Are Some Execs Committing Treason?
In 2004, IBM (all-American "Big Blue") sold its PC division to Lenovo, a company in China. According to an article by Clyde Prestowitz in the The American Prospect, "The announcement came as a surprise in Washington but was old news in Beijing," which had been engineering the sale for more than a year, unknown to U.S. officials.
IBM, says the article, "wanted to support China's industrial strategy (including the upgrading of its technological capacities and know-how)." The article quotes IBM chair Sam Palmisano: "If you become ingrained in their agenda and become truly local and help them advance, then your opportunities are enlarged... You become part of their strategy."
Okay, so what? If you want to do business in the belly of the dragon you've got to play by the dragon's rules, right? Well, yes. But there's more to it, writes Peskowitz:
The CEOs of global companies often prefer to do business with authoritarian regimes; they can get faster decisions than they can in democracies. But these CEOs also find that they must be more responsive to the desires of the authoritarian regimes than to those of the democracies.

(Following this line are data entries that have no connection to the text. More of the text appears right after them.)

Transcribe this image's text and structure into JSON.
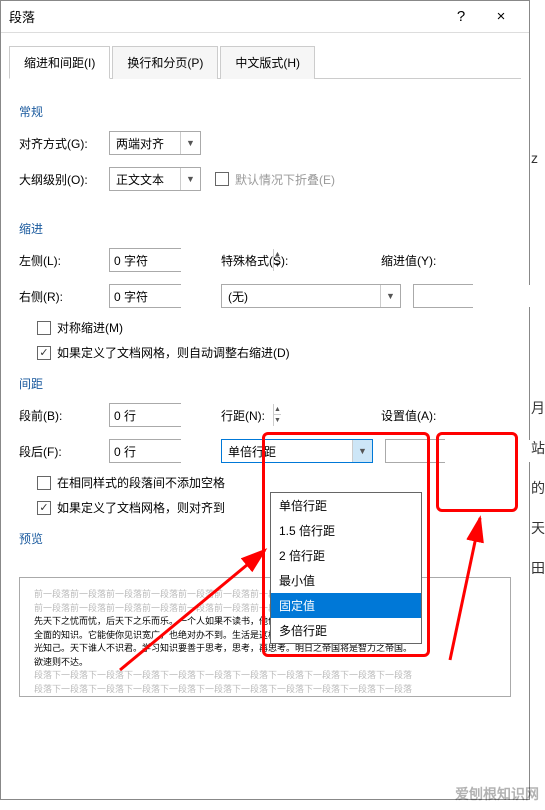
{
  "dialog": {
    "title": "段落",
    "help": "?",
    "close": "×"
  },
  "tabs": {
    "t1": "缩进和间距(I)",
    "t2": "换行和分页(P)",
    "t3": "中文版式(H)"
  },
  "sections": {
    "general": "常规",
    "indent": "缩进",
    "spacing": "间距",
    "preview": "预览"
  },
  "general": {
    "align_label": "对齐方式(G):",
    "align_value": "两端对齐",
    "outline_label": "大纲级别(O):",
    "outline_value": "正文文本",
    "collapse_label": "默认情况下折叠(E)"
  },
  "indent": {
    "left_label": "左侧(L):",
    "left_value": "0 字符",
    "right_label": "右侧(R):",
    "right_value": "0 字符",
    "special_label": "特殊格式(S):",
    "special_value": "(无)",
    "indent_value_label": "缩进值(Y):",
    "mirror_label": "对称缩进(M)",
    "grid_label": "如果定义了文档网格，则自动调整右缩进(D)"
  },
  "spacing": {
    "before_label": "段前(B):",
    "before_value": "0 行",
    "after_label": "段后(F):",
    "after_value": "0 行",
    "line_spacing_label": "行距(N):",
    "line_spacing_value": "单倍行距",
    "set_value_label": "设置值(A):",
    "no_space_label": "在相同样式的段落间不添加空格",
    "grid_align_label": "如果定义了文档网格，则对齐到"
  },
  "dropdown": {
    "opt1": "单倍行距",
    "opt2": "1.5 倍行距",
    "opt3": "2 倍行距",
    "opt4": "最小值",
    "opt5": "固定值",
    "opt6": "多倍行距"
  },
  "preview": {
    "gray_line": "前一段落前一段落前一段落前一段落前一段落前一段落前一段落前一段落前一段落前一段落",
    "black1": "先天下之忧而忧，后天下之乐而乐。一个人如果不读书，他便无法知晓前人的智慧，也将无法获得",
    "black2": "全面的知识。它能使你见识宽广，也绝对办不到。生活是这样完整，活他一千辈子吧！莫开始",
    "black3": "光知己。天下谁人不识君。学习知识要善于思考，思考，再思考。明日之帝国将是智力之帝国。",
    "black4": "欲速则不达。",
    "gray_line2": "段落下一段落下一段落下一段落下一段落下一段落下一段落下一段落下一段落下一段落下一段落"
  },
  "side": {
    "c1": "z",
    "c2": "月",
    "c3": "站",
    "c4": "的",
    "c5": "天",
    "c6": "田"
  },
  "watermark": "爱刨根知识网"
}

Where there are conflicting national interests, the global CEOs are likely to line up on the side of the authoritarians and even to become lobbyists for them within the democracies.Peskowitz's suggestion is clear: Some American (and by implication, Western) execs are in essence acting as double agents, helping fulfill the economic strategies of authoritarian powers whose humans rights ethos and strategic interests are antithetical to our own.The key problem is the asymmetry of governmental power over corporations in democratic and authoritarian regimes. In Washington, a CEO of a major corporation is an important political player who makes big PAC donations, maintains legions of lawyers and lobbyists, files lawsuits against the government, writes legislation, and influences regulatory decisions. In Beijing, Riyadh, or Moscow, however, the same CEO is a supplicant. He doesn't file lawsuits against these governments; indeed, he needs to maintain favor and keep the bureaucrats and party operatives happy.
So, where's the line? By playing both sides and promoting the interests of potential strategic rivals, are execs doing business with less-than-democratic powers committing a kind of treason? Are they merely protecting their own companies' interests and, by proxy, supporting our own economy? Or is this just another case of xenophobia?